Mearsheimer, professeur émérite de Sciences Politiques à l'université
de Chicago (auteur entre autres de
The Tragedy of Great Power Politics)
et Stephen M. Walt, directeur des études et professeur émérite de
Relations internationales à la Kennedy School of Government d'Harvard
(auteur lui de
Taming American Power: The Global Response to US Primacy).
Les deux politologues démontrent dans ce livre précis et extrêmement
bien documenté qu'Israël a été le pays au monde qui a le plus bénéficié
de l'aide économique, militaire et diplomatique américaine depuis la
seconde guerre mondiale. L'État hébreu a systématiquement et largement
été favorisé, soutenu et défendu par l'Oncle Sam, même sur des
questions sensibles comme par exemple le développement illégal de
l'arme nucléaire, la colonisation des territoires palestiniens ou la
violation des Droits de l'Homme. De fait, depuis 1972, les États-Unis
ont mis leur veto à 42 résolutions du Conseil de sécurité de l'ONU
critiquant la politique israélienne, y compris lorsqu'il s'agissait de
crimes contre l'humanité ou de crimes de guerre, sans compter les
nombreuses autres résolutions affaiblies afin d'éviter la mise en
accusation d'Israël, qui de toutes façons multiplie les infractions au
Droit international sans être jamais inquiété. Et chaque année, Israël,
pays industriel pourtant désormais aussi riche que l'Espagne, continue
de recevoir à lui seul plus d'un cinquième de l'aide économique
étrangère des États-Unis (soit environ 500 dollars par an et par
Israélien), à laquelle il faut ajouter une très importante fourniture
d'armes et d'assistance militaire, le Pentagone et Tsahal collaborant
étroitement. Plus radicalement, les auteurs affirment entre autres que
George W. Bush est entré en guerre contre l'Irak de Saddam Hussein à la
demande d'Ariel Sharon et de ses affidés au Pentagone tels Paul
Wolfowitz, même si ce n'est pas l'unique facteur, et qu'Al-Qaïda est à
l'origine une émanation conjointe des services secrets
israélo-américains. De même pour les conflits comme la récente guerre
au Liban ou les menaces de guerre nucléaire avec l'Iran qui, sous
couvert de lutte contre le terrorisme islamique, sont les résultats de
la désastreuse politique commune entre israéliens et américains. Enfin
les deux chercheurs n'hésitent pas à dénoncer pour leur partialité en
faveur d'Israël les grands médias américains, qu'ils soient journaux ou
télévisions de tous bords politiques.
Adoptant un point de vue résolument réaliste, Stephen Walt et John
Mearsheimer estiment que l'Etat juif est plus un fardeau qu'un atout
stratégique car la protection zélée de Washington, qui va jusqu'à
compromettre la sécurité de l'ensemble des pays occidentaux, est
extrêment dangereuse, politiquement contre-productive, et
stratégiquement néfaste tout autant à l'intérêt national américain qu'à
celui d'Israël et à la paix dans le monde. Entre parenthèses, il serait
intéressant de connaître l'avis du très atlantiste et très
pro-israélien Nicolas Sarkozy, nouveau "caniche" européen de George W.

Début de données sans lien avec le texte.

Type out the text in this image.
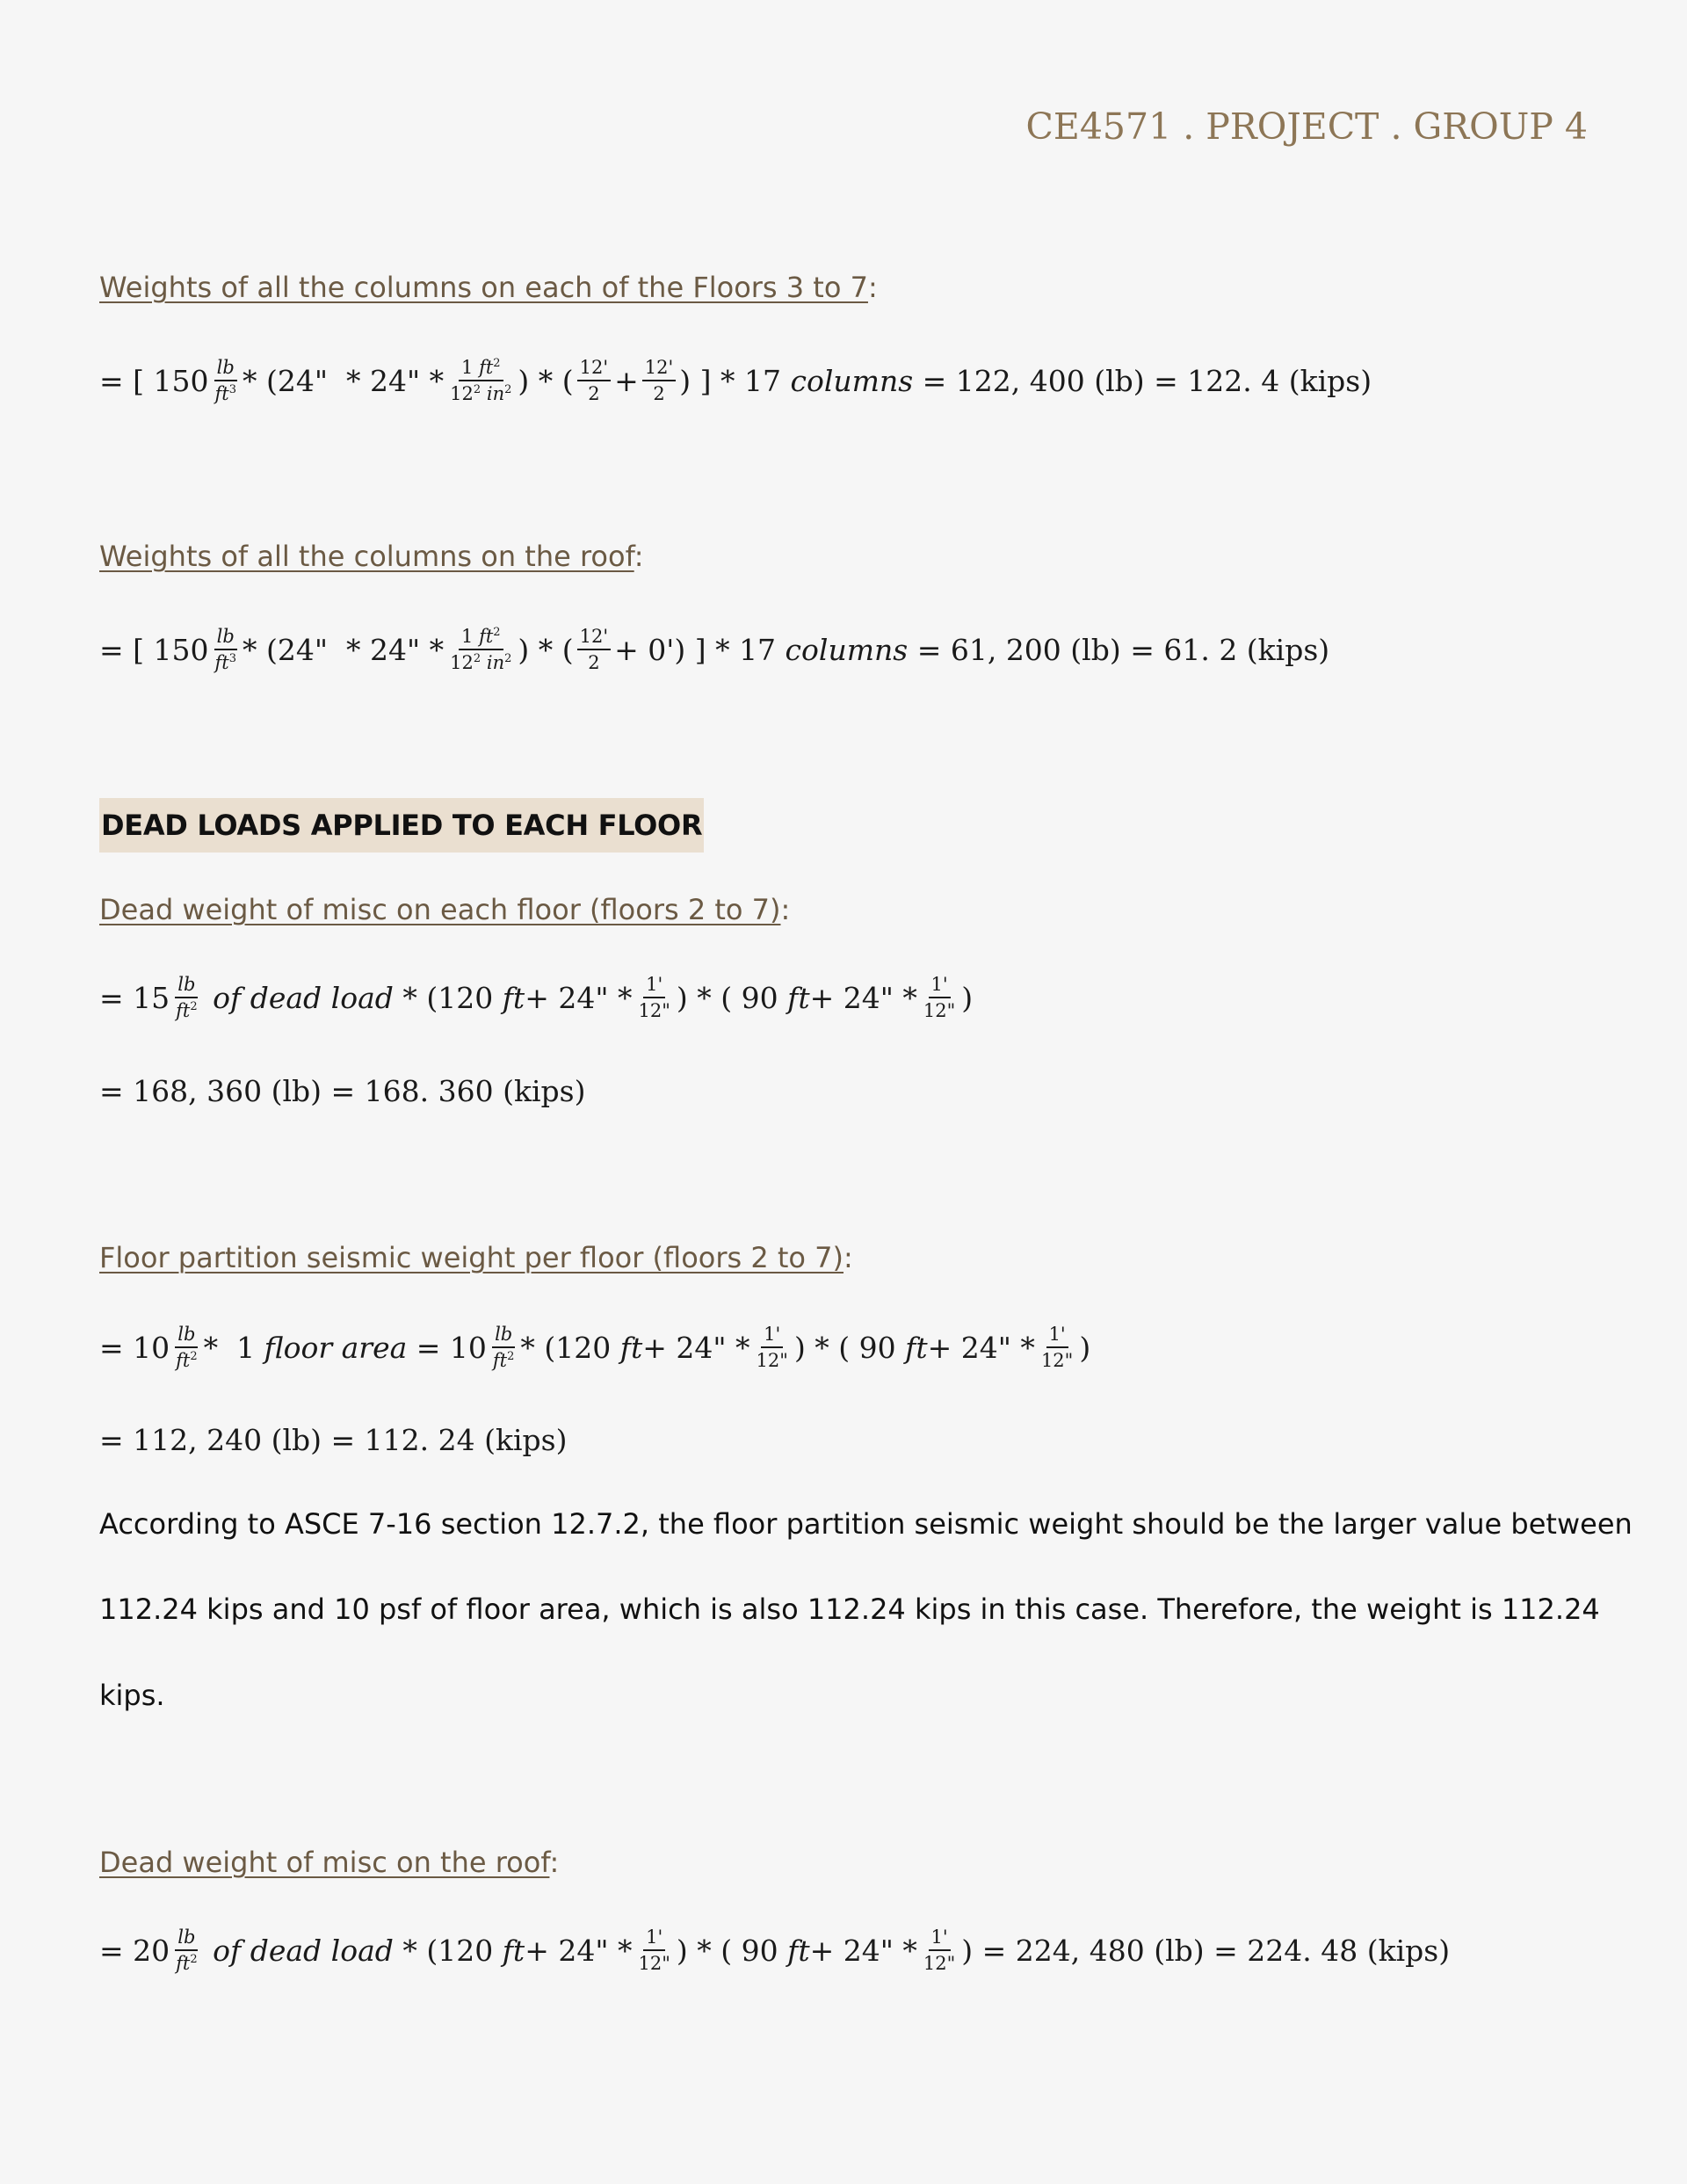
CE4571 . PROJECT . GROUP 4
Weights of all the columns on each of the Floors 3 to 7:
= [ $150 \frac{lb}{ft^3} * (24$"  * 24" * $\frac{1 ft^2}{12^2 in^2}$ ) * ( $\frac{12'}{2} + \frac{12'}{2}$ ) ] * 17 columns
= 122, 400 (lb) = 122. 4 (kips)
Weights of all the columns on the roof:
= [ $150 \frac{lb}{ft^3} * (24$"  * 24" * $\frac{1 ft^2}{12^2 in^2}$ ) * ( $\frac{12'}{2} + 0'$) ] * 17 columns
= 61, 200 (lb) = 61. 2 (kips)
DEAD LOADS APPLIED TO EACH FLOOR
Dead weight of misc on each floor (floors 2 to 7):
= $15 \frac{lb}{ft^2}$ of dead load * (120 ft + 24" * $\frac{1'}{12"}$ ) * ( 90 ft + 24" * $\frac{1'}{12"}$ )
= 168, 360 (lb) = 168. 360 (kips)
Floor partition seismic weight per floor (floors 2 to 7):
= $10 \frac{lb}{ft^2} * 1$ floor area = $10 \frac{lb}{ft^2} * (120$ ft + 24" * $\frac{1'}{12"}$ ) * ( 90 ft + 24" * $\frac{1'}{12"}$ )
= 112, 240 (lb) = 112. 24 (kips)
According to ASCE 7-16 section 12.7.2, the floor partition seismic weight should be the larger value between
112.24 kips and 10 psf of floor area, which is also 112.24 kips in this case. Therefore, the weight is 112.24
kips.
Dead weight of misc on the roof:
= $20 \frac{lb}{ft^2}$ of dead load * (120 ft + 24" * $\frac{1'}{12"}$ ) * ( 90 ft + 24" * $\frac{1'}{12"}$ ) = 224, 480 (lb) = 224. 48 (kips)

Bush, et de son ministre des affaires étrangères Bernard Kouchner, qui
viennent tout juste d'aligner sans aucun complexe la politique
étrangère de la France précisément sur celle des Etats-Unis.
Le soutien indéfectible et irraisonné des États-Unis à Israël ne peut
s'expliquer ni par des intérêts stratégiques communs ni par des
impératifs moraux, estiment les deux auteurs. Arguments, chiffres et
documents incontestables à l'appui, ils démontrent clairement qu'un
puissant lobby pro-israélien -- représenté notamment par l'
America Israel Public Affairs Committee (
AIPAC,
100.000 membres actifs), quelques autres organisations juives de droite
et d'influents cercles de réflexion comme entre autres la
Brooking Institution-- exerce une influence considérable dans tous les secteurs, de
l'administration aux médias en passant par l'université, et travaille
activement à l'orientation de la politique étrangère américaine. Ce
lobby est soutenu par les nombreux néoconservateurs et chrétiens
évangéliques fondamentalistes -- tels ceux de
Chrétiens Unis pour Israël(pour qui la "renaissance" d'Israël s'inscrit dans un dessein biblique)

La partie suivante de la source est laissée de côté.